For the purposes of this section, we will focus our examples on the Intel x86 architecture, although these examples apply to most other CPU architectures.

The original x86 architecture leveraged interrupts to provide system call ABIs. The APIs provided by the operating system would program specific registers on the CPU, and make a call to the operating system using an interrupt.

For example, using BIOS, an application could read data from a hard disk using int 0x13 with the following register layout:

  • AH = 2
  • AL: Sectors to read
  • CH: Cylinder
  • CL: Sector
  • DH: Head
  • DL: Drive
  • ES:BX: Buffer address

The application author would use the read() API command to read this data, while under the hood, read() would perform the system call using the preceding ABI. When int 0x13 executed, the application would be paused by the hardware, and the operating system (in this case, BIOS) would execute on behalf of the application to read data from the disk and return the result in the buffer provided by the application.

Once complete, BIOS would execute iret (interrupt return) to return to the application, which would then have the data read from disk waiting in its buffer to be used.

With this approach, the application doesn't need to know how to physically interface with the hard disk on that specific computer in order to read data; a task that is meant to be handled by the operating system and its device drivers.

The application doesn't have to worry about other applications that may be executing either. It can simply leverage the provided API (or ABI, depending on the operating system), and the rest of the gory details are handled by the operating system.

In other words, system calls provide a clean delineation between applications, to help the user accomplish specific tasks, and to help the operating system whose job it is to manage these applications and the hardware resources they require. 

Interrupts are, however, slow. The hardware makes no assumptions about how the operating system is written, or how the applications the operating system is executing are written or organized. For this reason, interrupts must save the CPU state before the interrupt handler is executed, and restore this state when the iret command is executed, leading to poor performance.

As will be shown, applications make a lot of system calls when attempting to perform their job, and this poor performance became a bottleneck on x86 architectures (as well as other CPU architectures). 

To solve this issue, modern versions of Intel x86 CPU provided fast system call instructions. These instructions were designed specifically to address the performance bottleneck of interrupt-driven system calls. However, they require coordination between the CPU, the operating system, and the applications executing on that operating system to reduce overhead.

Specifically, the operating system must structure the memory layout of itself and the applications it's running in a specific way, dictated by the CPU. By predefining the memory layout of the operating system and its associated applications, the CPU no longer needs to save and restore as much CPU state when performing a system call, reducing overhead. How this is accomplished is different depending on whether you're executing on an Intel or AMD x86 CPU. 
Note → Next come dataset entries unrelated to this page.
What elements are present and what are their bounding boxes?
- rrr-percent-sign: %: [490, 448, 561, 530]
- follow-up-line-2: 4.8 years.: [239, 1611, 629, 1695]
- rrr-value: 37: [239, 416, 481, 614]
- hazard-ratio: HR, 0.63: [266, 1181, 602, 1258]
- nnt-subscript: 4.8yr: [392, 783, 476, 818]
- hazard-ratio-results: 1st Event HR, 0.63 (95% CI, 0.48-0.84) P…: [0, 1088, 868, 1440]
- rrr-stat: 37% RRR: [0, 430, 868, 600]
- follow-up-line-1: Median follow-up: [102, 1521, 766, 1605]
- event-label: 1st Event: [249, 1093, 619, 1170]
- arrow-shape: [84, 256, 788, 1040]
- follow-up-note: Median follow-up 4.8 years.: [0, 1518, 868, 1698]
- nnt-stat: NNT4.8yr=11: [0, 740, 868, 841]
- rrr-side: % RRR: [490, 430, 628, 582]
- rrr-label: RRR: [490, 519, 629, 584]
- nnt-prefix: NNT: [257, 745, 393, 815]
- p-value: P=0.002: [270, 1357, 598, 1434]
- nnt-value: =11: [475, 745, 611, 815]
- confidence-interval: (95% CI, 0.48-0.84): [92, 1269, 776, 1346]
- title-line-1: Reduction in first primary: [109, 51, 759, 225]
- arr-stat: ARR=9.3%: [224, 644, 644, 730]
The most important thing to understand with respect to how a system call is performed is that a system call is not cheap. Even with fast system call support, a system call has to perform a lot of work. In the case of reading data from a hard disk via the read() API, the CPU register state must be set up and a system call instruction must be executed. CPU control is handed off to the operating system to read data from the disk.
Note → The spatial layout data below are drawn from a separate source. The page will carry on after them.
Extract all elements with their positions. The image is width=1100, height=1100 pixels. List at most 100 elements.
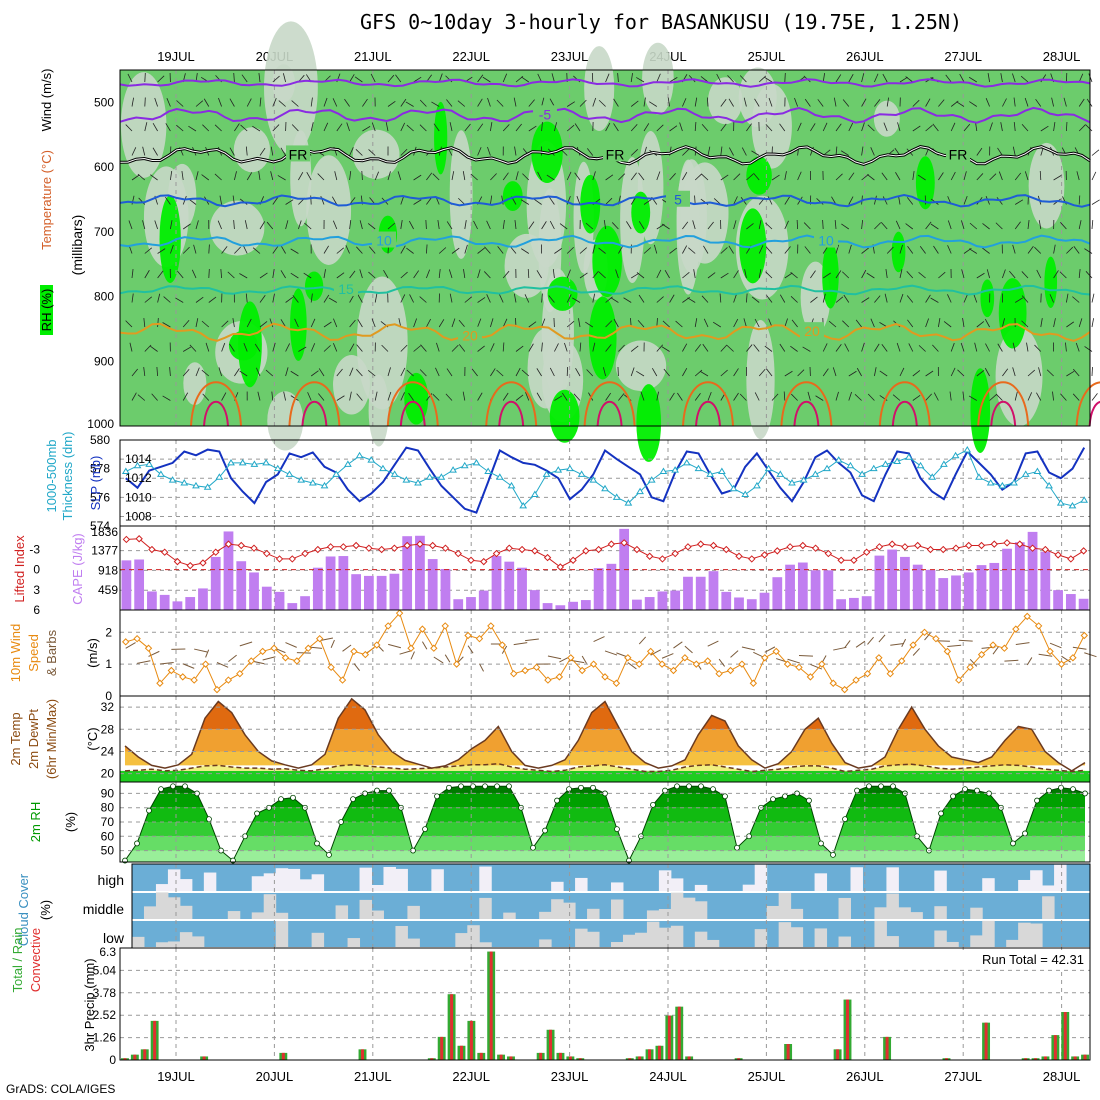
wind-barb [175, 297, 184, 303]
wind10m-point [749, 679, 758, 687]
wind10m-point [464, 631, 472, 640]
rh-point [482, 783, 488, 790]
precip-convective-bar [667, 1015, 671, 1060]
precip-convective-bar [539, 1052, 543, 1060]
wind-barb [767, 196, 773, 205]
cloud-gap [587, 931, 600, 948]
wind-barb [656, 296, 664, 303]
rh-point [1010, 840, 1016, 847]
wind-barb [771, 393, 779, 401]
wind-barb [843, 294, 850, 303]
wind-barb [144, 270, 150, 279]
wind-barb [874, 295, 881, 303]
wind-barb [169, 366, 171, 377]
wind10m-barb [205, 649, 210, 658]
rh-axis-label: RH (%) [39, 289, 54, 332]
temp-contour-30 [498, 400, 525, 427]
precip-tick: 3.78 [93, 986, 117, 1000]
wind-barb [861, 247, 869, 254]
wind-barb [336, 368, 343, 377]
wind-barb [131, 269, 134, 279]
cape-axis-label: CAPE (J/kg) [70, 533, 85, 605]
rh-tick: 80 [101, 801, 115, 815]
cloud-gap [479, 897, 492, 920]
wind-barb [502, 392, 509, 401]
rh-dry-region [352, 129, 400, 179]
cloud-gap [311, 874, 325, 892]
wind-barb [933, 245, 939, 254]
wind-barb [536, 270, 542, 279]
rh-tick: 90 [101, 786, 115, 800]
wind10m-point [373, 641, 381, 649]
wind-barb [867, 124, 875, 132]
wind-barb [484, 246, 491, 254]
wind-barb [586, 148, 594, 156]
cape-bar [1014, 542, 1025, 610]
date-tick-bottom: 24JUL [649, 1069, 687, 1084]
rh-moist-region [549, 389, 580, 443]
cloud-gap [395, 868, 408, 892]
wind-barb [244, 220, 248, 230]
cloud-gap [622, 934, 636, 948]
cloud-gap [347, 938, 361, 948]
cape-tick: 459 [98, 583, 118, 597]
wind-barb [998, 171, 1003, 181]
rh-dry-region [306, 155, 352, 265]
rh-point [818, 840, 824, 847]
thickness-point [636, 487, 644, 495]
wind-barb [1091, 293, 1095, 303]
temp-contour-25 [878, 381, 931, 427]
cloud-gap [275, 921, 289, 948]
rh-dry-region [272, 64, 296, 103]
cloud-gap [455, 933, 468, 948]
rh-point [938, 810, 944, 817]
wind-barb [733, 293, 737, 303]
lifted-index-point [212, 548, 220, 556]
wind-barb [766, 295, 773, 303]
cape-bar [823, 570, 834, 610]
wind-barb [905, 76, 914, 83]
wind-barb [280, 245, 286, 254]
cloud-gap [982, 878, 995, 892]
wind-barb [150, 174, 158, 181]
page-title: GFS 0~10day 3-hourly for BASANKUSU (19.7… [360, 10, 963, 34]
thickness-point [168, 476, 177, 483]
thickness-point [869, 464, 878, 472]
date-tick-top: 28JUL [1043, 49, 1081, 64]
wind-barb [1024, 171, 1029, 181]
wind-barb [592, 293, 596, 303]
wind-barb [908, 343, 914, 352]
wind-barb [682, 367, 688, 377]
wind10m-barb [239, 641, 253, 647]
wind-barb [574, 172, 581, 181]
wind-barb [257, 391, 261, 401]
thickness-point [1080, 496, 1089, 503]
wind-barb [323, 321, 332, 328]
lifted-index-point [492, 549, 501, 558]
wind-barb [400, 367, 406, 377]
wind-barb [701, 295, 709, 303]
wind-barb [861, 73, 865, 83]
lifted-index-point [722, 545, 730, 554]
lifted-index-point [275, 555, 284, 563]
wind-barb [700, 371, 709, 377]
cloud-gap [790, 908, 804, 920]
wind-barb [201, 369, 210, 377]
rh-band [125, 850, 1085, 862]
temp-axis-label: (6hr Min/Max) [44, 699, 59, 779]
cape-bar [261, 586, 272, 610]
wind-barb [613, 98, 619, 107]
cloud-gap [742, 884, 756, 892]
wind10m-point [635, 660, 643, 668]
wind-barb [323, 122, 329, 132]
wind-barb [1072, 296, 1080, 303]
wind-barb [574, 123, 581, 132]
wind-barb [592, 171, 596, 181]
wind-barb [426, 244, 428, 254]
wind-barb [221, 392, 227, 401]
wind10m-point [121, 638, 130, 646]
wind-barb [255, 367, 261, 377]
wind-barb [985, 343, 990, 352]
cape-bar [632, 599, 642, 610]
lifted-index-point [645, 552, 654, 560]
Since more than one application might be executing, and attempting to read data from the disk at the same time, the operating system might have to pause the application so that it can service another.
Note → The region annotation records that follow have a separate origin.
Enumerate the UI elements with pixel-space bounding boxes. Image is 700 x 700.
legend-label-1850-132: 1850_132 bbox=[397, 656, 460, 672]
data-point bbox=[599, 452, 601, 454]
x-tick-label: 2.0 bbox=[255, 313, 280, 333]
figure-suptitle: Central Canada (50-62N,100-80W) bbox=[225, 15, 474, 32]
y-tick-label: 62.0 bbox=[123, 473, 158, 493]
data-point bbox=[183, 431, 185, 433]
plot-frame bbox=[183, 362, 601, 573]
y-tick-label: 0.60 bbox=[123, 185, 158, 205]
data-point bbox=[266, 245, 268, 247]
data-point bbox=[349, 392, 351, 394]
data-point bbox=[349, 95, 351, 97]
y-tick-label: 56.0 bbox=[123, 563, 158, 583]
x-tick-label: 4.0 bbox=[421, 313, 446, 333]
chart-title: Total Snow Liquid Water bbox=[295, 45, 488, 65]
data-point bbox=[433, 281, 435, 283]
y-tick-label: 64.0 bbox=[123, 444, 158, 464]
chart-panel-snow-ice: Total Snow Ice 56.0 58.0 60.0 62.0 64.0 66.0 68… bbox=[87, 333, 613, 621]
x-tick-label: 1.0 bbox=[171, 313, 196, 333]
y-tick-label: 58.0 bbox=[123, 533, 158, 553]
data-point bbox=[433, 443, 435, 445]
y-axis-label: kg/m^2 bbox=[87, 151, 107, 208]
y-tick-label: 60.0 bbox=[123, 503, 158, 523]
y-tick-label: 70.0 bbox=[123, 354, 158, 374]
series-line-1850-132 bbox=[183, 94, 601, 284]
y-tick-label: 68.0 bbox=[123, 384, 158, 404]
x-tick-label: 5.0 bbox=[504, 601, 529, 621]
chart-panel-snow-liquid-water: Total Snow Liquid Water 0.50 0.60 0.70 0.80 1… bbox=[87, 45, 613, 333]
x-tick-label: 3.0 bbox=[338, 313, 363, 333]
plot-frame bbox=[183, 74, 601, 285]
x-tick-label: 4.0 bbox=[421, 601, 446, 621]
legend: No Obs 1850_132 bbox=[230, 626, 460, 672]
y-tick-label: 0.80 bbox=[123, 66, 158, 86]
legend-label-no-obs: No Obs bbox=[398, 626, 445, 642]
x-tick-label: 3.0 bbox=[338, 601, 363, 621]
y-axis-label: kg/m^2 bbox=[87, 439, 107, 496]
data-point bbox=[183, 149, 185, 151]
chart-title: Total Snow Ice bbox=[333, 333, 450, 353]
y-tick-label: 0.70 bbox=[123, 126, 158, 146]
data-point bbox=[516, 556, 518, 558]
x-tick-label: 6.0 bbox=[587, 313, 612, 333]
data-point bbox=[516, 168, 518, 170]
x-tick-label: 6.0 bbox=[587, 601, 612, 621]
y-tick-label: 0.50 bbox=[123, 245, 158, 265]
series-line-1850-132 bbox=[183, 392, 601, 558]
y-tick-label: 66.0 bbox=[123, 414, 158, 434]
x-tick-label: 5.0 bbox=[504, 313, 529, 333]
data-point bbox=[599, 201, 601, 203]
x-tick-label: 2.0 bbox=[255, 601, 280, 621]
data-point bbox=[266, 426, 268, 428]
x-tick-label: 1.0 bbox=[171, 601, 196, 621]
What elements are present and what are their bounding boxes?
Once the operating system is ready to service the application, it must first figure out what data the application is attempting to read, which ultimately determines which physical device it needs to work with. In our example, this is a hard disk, but on a POSIX-compliant system it could be any type of block device.

Next, the operating system must leverage one of its device drivers to read data from this disk. This takes time, as the operating system has to physically program the hard disk to ask for data from a specific location, over a hardware bus that almost certainly is not executing at the same speed as the CPU itself.

Once the hard disk finally provides the operating system with the requested data, the operating system can provide this information back to the application and return control, restoring the CPU state to the application. All of this insanity is obscured by a single call to read()

For this reason, system calls should be executed sparingly, and only when absolutely needed, to prevent the poor performance of the resulting application.

It should be noted that this type of optimization requires a deep understanding of the APIs the application leverages, as higher-level APIs make their own system calls on the API's behalf. For example, allocating memory, as will be discussed later, is another type of system call.

For example, look at the difference between using an std::array{} or a std::vector{} command. std::vector{} supports resizing of the array being managed under the hood, which requires memory allocation. This can not only lead to memory fragmentation (a topic that will be discussed later on in this book), but also poor performance, as the memory allocation might have to ask the operating system for more system RAM.